The two competitors Singapore and Hong Kong have teamed up after a long time and this global trade connectivity network (GTCN) could give rise to new global standards for the trillion-dollar industry, said two top central bankers from Singapore and Hong Kong at the Singapore Finetech Festival on Thursday.
The bankers revealed that 20 global banks and financial institutions will participate in the blockchain-backed network.
The GTCN is expected to launch in 2019, as stated by the Monetary Authority of Singapore (MAS). The network will act as a platform for impeccable transfer of data and digital documents with its focus on covering global trade flow emerging from the two major trade hubs in Singapore and Hong Kong.

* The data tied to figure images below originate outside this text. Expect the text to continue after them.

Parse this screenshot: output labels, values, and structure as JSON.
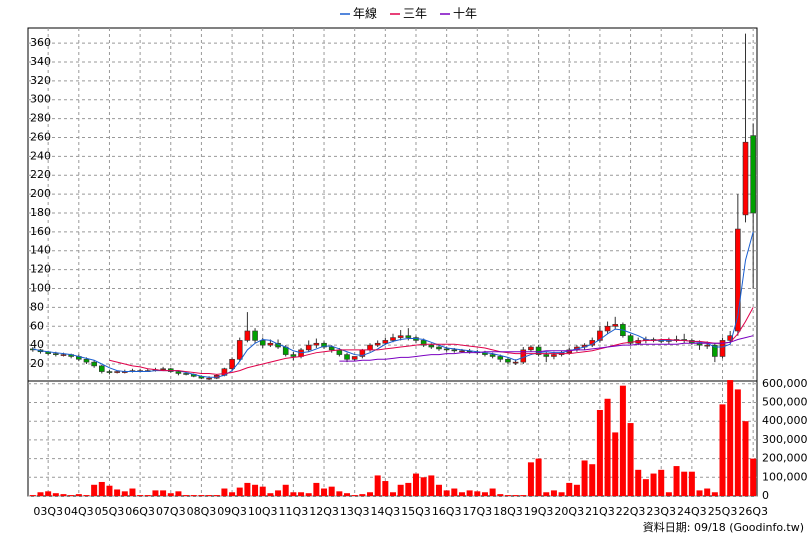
{
  "chart_data": {
    "type": "candlestick",
    "categories": [
      null,
      null,
      "03Q3",
      null,
      null,
      null,
      "04Q3",
      null,
      null,
      null,
      "05Q3",
      null,
      null,
      null,
      "06Q3",
      null,
      null,
      null,
      "07Q3",
      null,
      null,
      null,
      "08Q3",
      null,
      null,
      null,
      "09Q3",
      null,
      null,
      null,
      "10Q3",
      null,
      null,
      null,
      "11Q3",
      null,
      null,
      null,
      "12Q3",
      null,
      null,
      null,
      "13Q3",
      null,
      null,
      null,
      "14Q3",
      null,
      null,
      null,
      "15Q3",
      null,
      null,
      null,
      "16Q3",
      null,
      null,
      null,
      "17Q3",
      null,
      null,
      null,
      "18Q3",
      null,
      null,
      null,
      "19Q3",
      null,
      null,
      null,
      "20Q3",
      null,
      null,
      null,
      "21Q3",
      null,
      null,
      null,
      "22Q3",
      null,
      null,
      null,
      "23Q3",
      null,
      null,
      null,
      "24Q3",
      null,
      null,
      null,
      "25Q3",
      null,
      null,
      null,
      "26Q3"
    ],
    "open": [
      36,
      35,
      33,
      31,
      30,
      30,
      28,
      25,
      22,
      18,
      12,
      11,
      12,
      12,
      13,
      13,
      13,
      14,
      15,
      12,
      10,
      9,
      7,
      5,
      5,
      8,
      15,
      25,
      45,
      55,
      45,
      40,
      42,
      38,
      30,
      28,
      35,
      40,
      42,
      38,
      35,
      30,
      25,
      28,
      35,
      40,
      42,
      45,
      48,
      50,
      48,
      45,
      40,
      38,
      36,
      35,
      34,
      34,
      33,
      32,
      30,
      28,
      25,
      22,
      22,
      35,
      38,
      30,
      28,
      30,
      32,
      35,
      38,
      40,
      45,
      55,
      60,
      62,
      50,
      42,
      45,
      46,
      45,
      44,
      45,
      46,
      45,
      42,
      40,
      40,
      28,
      45,
      55,
      178,
      262
    ],
    "high": [
      38,
      36,
      34,
      33,
      32,
      31,
      30,
      27,
      24,
      19,
      14,
      13,
      14,
      15,
      15,
      15,
      16,
      17,
      16,
      13,
      11,
      10,
      8,
      7,
      9,
      16,
      27,
      48,
      75,
      58,
      48,
      46,
      46,
      40,
      33,
      37,
      45,
      47,
      44,
      40,
      37,
      32,
      28,
      36,
      42,
      45,
      48,
      52,
      56,
      58,
      50,
      47,
      42,
      40,
      38,
      37,
      36,
      36,
      35,
      34,
      32,
      30,
      27,
      25,
      38,
      40,
      40,
      33,
      33,
      34,
      37,
      40,
      42,
      48,
      60,
      65,
      70,
      64,
      52,
      48,
      49,
      48,
      47,
      48,
      50,
      52,
      47,
      45,
      44,
      42,
      48,
      55,
      200,
      370,
      275
    ],
    "low": [
      33,
      31,
      29,
      28,
      28,
      26,
      23,
      20,
      16,
      10,
      9,
      10,
      10,
      11,
      12,
      12,
      12,
      13,
      11,
      8,
      8,
      6,
      4,
      3,
      4,
      7,
      13,
      23,
      43,
      42,
      37,
      38,
      36,
      28,
      24,
      26,
      33,
      37,
      36,
      32,
      28,
      22,
      23,
      26,
      33,
      38,
      40,
      43,
      45,
      45,
      42,
      38,
      36,
      34,
      33,
      32,
      32,
      31,
      30,
      28,
      26,
      22,
      20,
      19,
      20,
      33,
      28,
      22,
      25,
      28,
      30,
      33,
      35,
      38,
      43,
      52,
      57,
      48,
      40,
      40,
      42,
      43,
      42,
      41,
      43,
      42,
      40,
      35,
      36,
      22,
      26,
      42,
      50,
      170,
      100
    ],
    "close": [
      35,
      33,
      31,
      30,
      30,
      28,
      25,
      22,
      18,
      12,
      11,
      12,
      12,
      13,
      13,
      13,
      14,
      15,
      12,
      10,
      9,
      7,
      5,
      5,
      8,
      15,
      25,
      45,
      55,
      45,
      40,
      42,
      38,
      30,
      28,
      35,
      40,
      42,
      38,
      35,
      30,
      25,
      28,
      35,
      40,
      42,
      45,
      48,
      50,
      48,
      45,
      40,
      38,
      36,
      35,
      34,
      34,
      33,
      32,
      30,
      28,
      25,
      22,
      22,
      35,
      38,
      30,
      28,
      30,
      32,
      35,
      38,
      40,
      45,
      55,
      60,
      62,
      50,
      42,
      45,
      46,
      45,
      44,
      45,
      46,
      45,
      42,
      40,
      40,
      28,
      45,
      50,
      163,
      255,
      180
    ],
    "up_color": "#ff0000",
    "down_color": "#00a000",
    "lines": [
      {
        "name": "年線",
        "color": "#1a5fd0",
        "values": [
          36,
          34,
          33,
          32,
          31,
          30,
          28,
          26,
          24,
          20,
          16,
          13,
          12,
          12,
          12,
          12,
          13,
          13,
          13,
          13,
          11,
          9,
          7,
          6,
          6,
          8,
          13,
          23,
          35,
          42,
          46,
          45,
          41,
          38,
          34,
          32,
          33,
          36,
          39,
          39,
          36,
          33,
          30,
          29,
          32,
          36,
          41,
          44,
          46,
          47,
          47,
          46,
          43,
          40,
          37,
          36,
          35,
          34,
          33,
          32,
          31,
          29,
          27,
          24,
          27,
          30,
          32,
          33,
          32,
          32,
          34,
          36,
          38,
          41,
          46,
          52,
          57,
          56,
          53,
          50,
          46,
          45,
          45,
          45,
          45,
          45,
          44,
          43,
          42,
          38,
          38,
          41,
          71,
          130,
          160
        ]
      },
      {
        "name": "三年",
        "color": "#e0004a",
        "values": [
          null,
          null,
          null,
          null,
          null,
          null,
          null,
          null,
          null,
          null,
          24,
          22,
          20,
          18,
          17,
          15,
          14,
          13,
          13,
          13,
          12,
          11,
          10,
          10,
          9,
          10,
          11,
          13,
          16,
          18,
          20,
          22,
          24,
          26,
          27,
          28,
          30,
          32,
          33,
          34,
          35,
          35,
          35,
          35,
          35,
          35,
          36,
          37,
          38,
          39,
          40,
          41,
          41,
          41,
          41,
          41,
          40,
          39,
          38,
          37,
          35,
          33,
          32,
          31,
          31,
          31,
          31,
          31,
          31,
          31,
          31,
          32,
          33,
          34,
          36,
          38,
          40,
          42,
          43,
          44,
          45,
          45,
          46,
          46,
          45,
          45,
          44,
          44,
          43,
          42,
          42,
          43,
          52,
          65,
          80
        ]
      },
      {
        "name": "十年",
        "color": "#7a00c0",
        "values": [
          null,
          null,
          null,
          null,
          null,
          null,
          null,
          null,
          null,
          null,
          null,
          null,
          null,
          null,
          null,
          null,
          null,
          null,
          null,
          null,
          null,
          null,
          null,
          null,
          null,
          null,
          null,
          null,
          null,
          null,
          null,
          null,
          null,
          null,
          null,
          null,
          null,
          null,
          null,
          null,
          23,
          23,
          23,
          24,
          24,
          25,
          25,
          26,
          27,
          27,
          28,
          29,
          30,
          30,
          31,
          31,
          32,
          32,
          32,
          33,
          33,
          33,
          33,
          33,
          33,
          33,
          33,
          34,
          34,
          34,
          34,
          35,
          35,
          36,
          37,
          38,
          39,
          40,
          40,
          41,
          41,
          41,
          41,
          41,
          41,
          42,
          42,
          42,
          42,
          42,
          42,
          43,
          46,
          48,
          50
        ]
      }
    ],
    "ylim": [
      2,
      376
    ],
    "yticks": [
      20,
      40,
      60,
      80,
      100,
      120,
      140,
      160,
      180,
      200,
      220,
      240,
      260,
      280,
      300,
      320,
      340,
      360
    ],
    "grid": true,
    "volume": {
      "color": "#ff0000",
      "ylim": [
        0,
        615000
      ],
      "yticks": [
        0,
        {
          "value": 100000,
          "label": "100,000"
        },
        {
          "value": 200000,
          "label": "200,000"
        },
        {
          "value": 300000,
          "label": "300,000"
        },
        {
          "value": 400000,
          "label": "400,000"
        },
        {
          "value": 500000,
          "label": "500,000"
        },
        {
          "value": 600000,
          "label": "600,000"
        }
      ],
      "values": [
        5000,
        20000,
        25000,
        15000,
        10000,
        5000,
        10000,
        5000,
        60000,
        75000,
        55000,
        35000,
        25000,
        40000,
        5000,
        5000,
        30000,
        30000,
        15000,
        25000,
        5000,
        5000,
        5000,
        5000,
        5000,
        40000,
        20000,
        45000,
        70000,
        60000,
        50000,
        15000,
        30000,
        60000,
        20000,
        20000,
        15000,
        70000,
        40000,
        50000,
        25000,
        15000,
        5000,
        10000,
        20000,
        110000,
        80000,
        20000,
        60000,
        70000,
        120000,
        100000,
        110000,
        60000,
        30000,
        40000,
        20000,
        30000,
        25000,
        20000,
        40000,
        10000,
        5000,
        5000,
        5000,
        180000,
        200000,
        20000,
        30000,
        20000,
        70000,
        60000,
        190000,
        170000,
        460000,
        520000,
        340000,
        590000,
        390000,
        140000,
        90000,
        120000,
        140000,
        20000,
        160000,
        130000,
        130000,
        30000,
        40000,
        20000,
        490000,
        620000,
        570000,
        400000,
        200000
      ]
    },
    "note": "資料日期: 09/18 (Goodinfo.tw)"
  }
}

Singapore officially took over the Asean chairmanship in 2018 and will target Asean expectedly, whereas, Hong Kong will take on China.

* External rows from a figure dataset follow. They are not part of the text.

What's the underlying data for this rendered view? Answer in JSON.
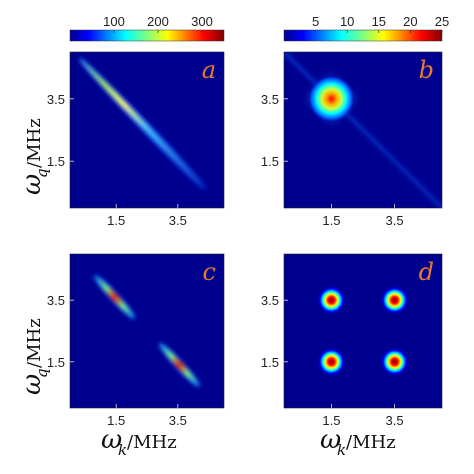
{
  "chart_data": {
    "type": "heatmap",
    "colormap": "jet",
    "colors": {
      "background": "#00008f",
      "label": "#e8792e"
    },
    "axes": {
      "xlabel_var": "ω",
      "xlabel_sub": "k",
      "xlabel_unit": "/MHz",
      "ylabel_var": "ω",
      "ylabel_sub": "q",
      "ylabel_unit": "/MHz",
      "xticks": [
        "1.5",
        "3.5"
      ],
      "yticks": [
        "3.5",
        "1.5"
      ],
      "range": [
        0,
        5
      ]
    },
    "colorbars": [
      {
        "ticks": [
          "100",
          "200",
          "300"
        ],
        "ticks_values": [
          100,
          200,
          300
        ],
        "range": [
          0,
          350
        ]
      },
      {
        "ticks": [
          "5",
          "10",
          "15",
          "20",
          "25"
        ],
        "ticks_values": [
          5,
          10,
          15,
          20,
          25
        ],
        "range": [
          0,
          25
        ]
      }
    ],
    "panels": [
      {
        "label": "a",
        "colorbar": 0,
        "peak": 350,
        "features": [
          {
            "kind": "ridge",
            "from": [
              0.3,
              4.8
            ],
            "to": [
              4.4,
              0.6
            ],
            "width": 0.05,
            "bright_center": [
              1.4,
              3.6
            ]
          }
        ]
      },
      {
        "label": "b",
        "colorbar": 1,
        "peak": 25,
        "features": [
          {
            "kind": "blob",
            "center": [
              1.5,
              3.5
            ],
            "spread": 0.5,
            "tails": true
          }
        ]
      },
      {
        "label": "c",
        "colorbar": 0,
        "peak": 350,
        "features": [
          {
            "kind": "ridge",
            "from": [
              0.8,
              4.3
            ],
            "to": [
              2.1,
              2.9
            ],
            "width": 0.05
          },
          {
            "kind": "ridge",
            "from": [
              2.9,
              2.1
            ],
            "to": [
              4.2,
              0.7
            ],
            "width": 0.05
          }
        ]
      },
      {
        "label": "d",
        "colorbar": 1,
        "peak": 25,
        "features": [
          {
            "kind": "spot",
            "center": [
              1.5,
              3.5
            ],
            "spread": 0.32
          },
          {
            "kind": "spot",
            "center": [
              3.5,
              3.5
            ],
            "spread": 0.32
          },
          {
            "kind": "spot",
            "center": [
              1.5,
              1.5
            ],
            "spread": 0.32
          },
          {
            "kind": "spot",
            "center": [
              3.5,
              1.5
            ],
            "spread": 0.32
          }
        ]
      }
    ]
  }
}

“Hong Kong has a hinterland called China. Singapore has a hinterland called Asean,” said Bernard Wee, head of MAS’s financial markets development department and payments and technology solutions.

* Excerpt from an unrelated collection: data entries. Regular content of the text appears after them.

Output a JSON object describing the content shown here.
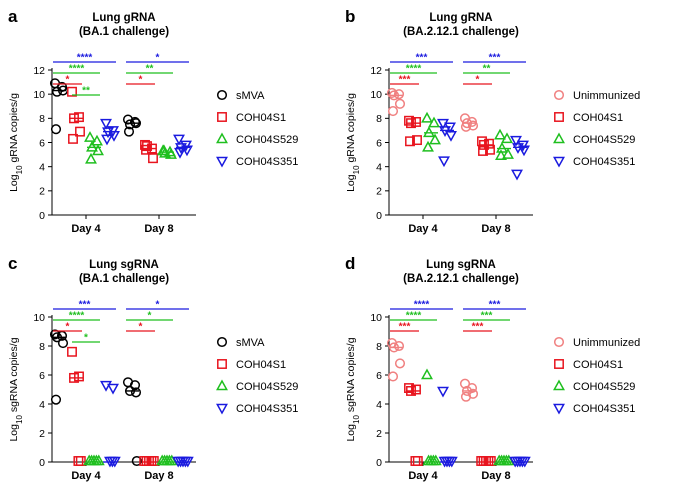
{
  "colors": {
    "sMVA": "#000000",
    "Unimmunized": "#f08080",
    "COH04S1": "#e8141e",
    "COH04S529": "#1fbf1f",
    "COH04S351": "#1a1adf"
  },
  "chart_data": [
    {
      "id": "a",
      "type": "scatter",
      "panel_letter": "a",
      "title_line1": "Lung gRNA",
      "title_line2": "(BA.1 challenge)",
      "ylabel_prefix": "Log",
      "ylabel_sub": "10",
      "ylabel_suffix": " gRNA copies/g",
      "ylim": [
        0,
        12
      ],
      "yticks": [
        0,
        2,
        4,
        6,
        8,
        10,
        12
      ],
      "categories": [
        "Day 4",
        "Day 8"
      ],
      "series": [
        {
          "name": "sMVA",
          "marker": "circle",
          "color_key": "sMVA",
          "values": [
            [
              10.9,
              10.6,
              10.2,
              10.3,
              7.1
            ],
            [
              7.9,
              7.7,
              7.5,
              7.6,
              6.9
            ]
          ]
        },
        {
          "name": "COH04S1",
          "marker": "square",
          "color_key": "COH04S1",
          "values": [
            [
              10.2,
              8.1,
              8.0,
              6.9,
              6.3
            ],
            [
              5.8,
              5.5,
              5.7,
              4.7,
              5.4
            ]
          ]
        },
        {
          "name": "COH04S529",
          "marker": "triangle-up",
          "color_key": "COH04S529",
          "values": [
            [
              6.4,
              6.1,
              5.6,
              5.3,
              4.6
            ],
            [
              5.3,
              5.2,
              5.1,
              5.0,
              5.3
            ]
          ]
        },
        {
          "name": "COH04S351",
          "marker": "triangle-down",
          "color_key": "COH04S351",
          "values": [
            [
              7.6,
              7.0,
              6.9,
              6.6,
              6.3
            ],
            [
              6.3,
              5.8,
              5.6,
              5.4,
              5.2
            ]
          ]
        }
      ],
      "significance": [
        {
          "category": 0,
          "to_series": "COH04S351",
          "label": "****",
          "color_key": "COH04S351"
        },
        {
          "category": 0,
          "to_series": "COH04S529",
          "label": "****",
          "color_key": "COH04S529"
        },
        {
          "category": 0,
          "to_series": "COH04S1",
          "label": "*",
          "color_key": "COH04S1"
        },
        {
          "category": 0,
          "from_series": "COH04S1",
          "to_series": "COH04S529",
          "label": "**",
          "color_key": "COH04S529"
        },
        {
          "category": 1,
          "to_series": "COH04S351",
          "label": "*",
          "color_key": "COH04S351"
        },
        {
          "category": 1,
          "to_series": "COH04S529",
          "label": "**",
          "color_key": "COH04S529"
        },
        {
          "category": 1,
          "to_series": "COH04S1",
          "label": "*",
          "color_key": "COH04S1"
        }
      ],
      "legend": [
        "sMVA",
        "COH04S1",
        "COH04S529",
        "COH04S351"
      ],
      "legend_position": "right"
    },
    {
      "id": "b",
      "type": "scatter",
      "panel_letter": "b",
      "title_line1": "Lung gRNA",
      "title_line2": "(BA.2.12.1 challenge)",
      "ylabel_prefix": "Log",
      "ylabel_sub": "10",
      "ylabel_suffix": " gRNA copies/g",
      "ylim": [
        0,
        12
      ],
      "yticks": [
        0,
        2,
        4,
        6,
        8,
        10,
        12
      ],
      "categories": [
        "Day 4",
        "Day 8"
      ],
      "series": [
        {
          "name": "Unimmunized",
          "marker": "circle",
          "color_key": "Unimmunized",
          "values": [
            [
              10.1,
              10.0,
              9.9,
              9.2,
              8.6
            ],
            [
              8.0,
              7.7,
              7.6,
              7.4,
              7.3
            ]
          ]
        },
        {
          "name": "COH04S1",
          "marker": "square",
          "color_key": "COH04S1",
          "values": [
            [
              7.8,
              7.7,
              7.6,
              6.2,
              6.1
            ],
            [
              6.1,
              5.9,
              5.8,
              5.4,
              5.3
            ]
          ]
        },
        {
          "name": "COH04S529",
          "marker": "triangle-up",
          "color_key": "COH04S529",
          "values": [
            [
              8.0,
              7.6,
              6.8,
              6.2,
              5.6
            ],
            [
              6.6,
              6.3,
              5.5,
              5.0,
              4.9
            ]
          ]
        },
        {
          "name": "COH04S351",
          "marker": "triangle-down",
          "color_key": "COH04S351",
          "values": [
            [
              7.6,
              7.3,
              7.0,
              6.6,
              4.5
            ],
            [
              6.2,
              5.8,
              5.6,
              5.4,
              3.4
            ]
          ]
        }
      ],
      "significance": [
        {
          "category": 0,
          "to_series": "COH04S351",
          "label": "***",
          "color_key": "COH04S351"
        },
        {
          "category": 0,
          "to_series": "COH04S529",
          "label": "****",
          "color_key": "COH04S529"
        },
        {
          "category": 0,
          "to_series": "COH04S1",
          "label": "***",
          "color_key": "COH04S1"
        },
        {
          "category": 1,
          "to_series": "COH04S351",
          "label": "***",
          "color_key": "COH04S351"
        },
        {
          "category": 1,
          "to_series": "COH04S529",
          "label": "**",
          "color_key": "COH04S529"
        },
        {
          "category": 1,
          "to_series": "COH04S1",
          "label": "*",
          "color_key": "COH04S1"
        }
      ],
      "legend": [
        "Unimmunized",
        "COH04S1",
        "COH04S529",
        "COH04S351"
      ],
      "legend_position": "right"
    },
    {
      "id": "c",
      "type": "scatter",
      "panel_letter": "c",
      "title_line1": "Lung sgRNA",
      "title_line2": "(BA.1 challenge)",
      "ylabel_prefix": "Log",
      "ylabel_sub": "10",
      "ylabel_suffix": " sgRNA copies/g",
      "ylim": [
        0,
        10
      ],
      "yticks": [
        0,
        2,
        4,
        6,
        8,
        10
      ],
      "categories": [
        "Day 4",
        "Day 8"
      ],
      "series": [
        {
          "name": "sMVA",
          "marker": "circle",
          "color_key": "sMVA",
          "values": [
            [
              8.8,
              8.7,
              8.6,
              8.2,
              4.3
            ],
            [
              5.5,
              5.3,
              4.9,
              4.8,
              0
            ]
          ]
        },
        {
          "name": "COH04S1",
          "marker": "square",
          "color_key": "COH04S1",
          "values": [
            [
              7.6,
              5.9,
              5.8,
              0,
              0
            ],
            [
              0,
              0,
              0,
              0,
              0
            ]
          ]
        },
        {
          "name": "COH04S529",
          "marker": "triangle-up",
          "color_key": "COH04S529",
          "values": [
            [
              0,
              0,
              0,
              0,
              0
            ],
            [
              0,
              0,
              0,
              0,
              0
            ]
          ]
        },
        {
          "name": "COH04S351",
          "marker": "triangle-down",
          "color_key": "COH04S351",
          "values": [
            [
              5.3,
              5.1,
              0,
              0,
              0
            ],
            [
              0,
              0,
              0,
              0,
              0
            ]
          ]
        }
      ],
      "significance": [
        {
          "category": 0,
          "to_series": "COH04S351",
          "label": "***",
          "color_key": "COH04S351"
        },
        {
          "category": 0,
          "to_series": "COH04S529",
          "label": "****",
          "color_key": "COH04S529"
        },
        {
          "category": 0,
          "to_series": "COH04S1",
          "label": "*",
          "color_key": "COH04S1"
        },
        {
          "category": 0,
          "from_series": "COH04S1",
          "to_series": "COH04S529",
          "label": "*",
          "color_key": "COH04S529"
        },
        {
          "category": 1,
          "to_series": "COH04S351",
          "label": "*",
          "color_key": "COH04S351"
        },
        {
          "category": 1,
          "to_series": "COH04S529",
          "label": "*",
          "color_key": "COH04S529"
        },
        {
          "category": 1,
          "to_series": "COH04S1",
          "label": "*",
          "color_key": "COH04S1"
        }
      ],
      "legend": [
        "sMVA",
        "COH04S1",
        "COH04S529",
        "COH04S351"
      ],
      "legend_position": "right"
    },
    {
      "id": "d",
      "type": "scatter",
      "panel_letter": "d",
      "title_line1": "Lung sgRNA",
      "title_line2": "(BA.2.12.1 challenge)",
      "ylabel_prefix": "Log",
      "ylabel_sub": "10",
      "ylabel_suffix": " sgRNA copies/g",
      "ylim": [
        0,
        10
      ],
      "yticks": [
        0,
        2,
        4,
        6,
        8,
        10
      ],
      "categories": [
        "Day 4",
        "Day 8"
      ],
      "series": [
        {
          "name": "Unimmunized",
          "marker": "circle",
          "color_key": "Unimmunized",
          "values": [
            [
              8.2,
              8.0,
              7.9,
              6.8,
              5.9
            ],
            [
              5.4,
              5.1,
              4.9,
              4.7,
              4.5
            ]
          ]
        },
        {
          "name": "COH04S1",
          "marker": "square",
          "color_key": "COH04S1",
          "values": [
            [
              5.1,
              5.0,
              4.9,
              0,
              0
            ],
            [
              0,
              0,
              0,
              0,
              0
            ]
          ]
        },
        {
          "name": "COH04S529",
          "marker": "triangle-up",
          "color_key": "COH04S529",
          "values": [
            [
              6.0,
              0,
              0,
              0,
              0
            ],
            [
              0,
              0,
              0,
              0,
              0
            ]
          ]
        },
        {
          "name": "COH04S351",
          "marker": "triangle-down",
          "color_key": "COH04S351",
          "values": [
            [
              4.9,
              0,
              0,
              0,
              0
            ],
            [
              0,
              0,
              0,
              0,
              0
            ]
          ]
        }
      ],
      "significance": [
        {
          "category": 0,
          "to_series": "COH04S351",
          "label": "****",
          "color_key": "COH04S351"
        },
        {
          "category": 0,
          "to_series": "COH04S529",
          "label": "****",
          "color_key": "COH04S529"
        },
        {
          "category": 0,
          "to_series": "COH04S1",
          "label": "***",
          "color_key": "COH04S1"
        },
        {
          "category": 1,
          "to_series": "COH04S351",
          "label": "***",
          "color_key": "COH04S351"
        },
        {
          "category": 1,
          "to_series": "COH04S529",
          "label": "***",
          "color_key": "COH04S529"
        },
        {
          "category": 1,
          "to_series": "COH04S1",
          "label": "***",
          "color_key": "COH04S1"
        }
      ],
      "legend": [
        "Unimmunized",
        "COH04S1",
        "COH04S529",
        "COH04S351"
      ],
      "legend_position": "right"
    }
  ]
}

Both of the central banks (from Singapore and Hong Kong) were a part of a three-hour meeting with bankers held in Singapore on Thursday.
Bankers are a bit concerned for privacy regarding their personal data and transaction details, said Li Shu-Pui, executive director of the Hong Kong Monetary Authority. They feel that their secrecy is at a great risk.
Blockchain technology acts as a distributive ledger among multiple regulators, which stores and digitizes trade-finance documents as well as brings substantial savings for the corporate.
Mr. Li believes that as the GTCN progresses, European financial institutions will be drawn towards it too.
Tan Kah Chye, founder of Tin Hill Capital and former vice-chairman of Barclays corporate banking says that the current documentation supporting system due to its paper-based nature takes a long time to trade documents from Singapore to Jakarta.
“Coming from the private sector, most of us want the government to be hands-off. But creating standards is something that we want the government to be hands-on,” said Mr. Tan, who was speaking on the panel at the Finetech Festival.
Mr. Li also highlighted the fact that Hong Kong and Singapore being traditional competitors are sitting ‘together’ on a panel. It seems like Finetech is dissolving the barriers between the two economies.
MAS’s Mr. Wee summed up the situation in a single sentence, “The message is that when you work with one of us, you work with both of us.”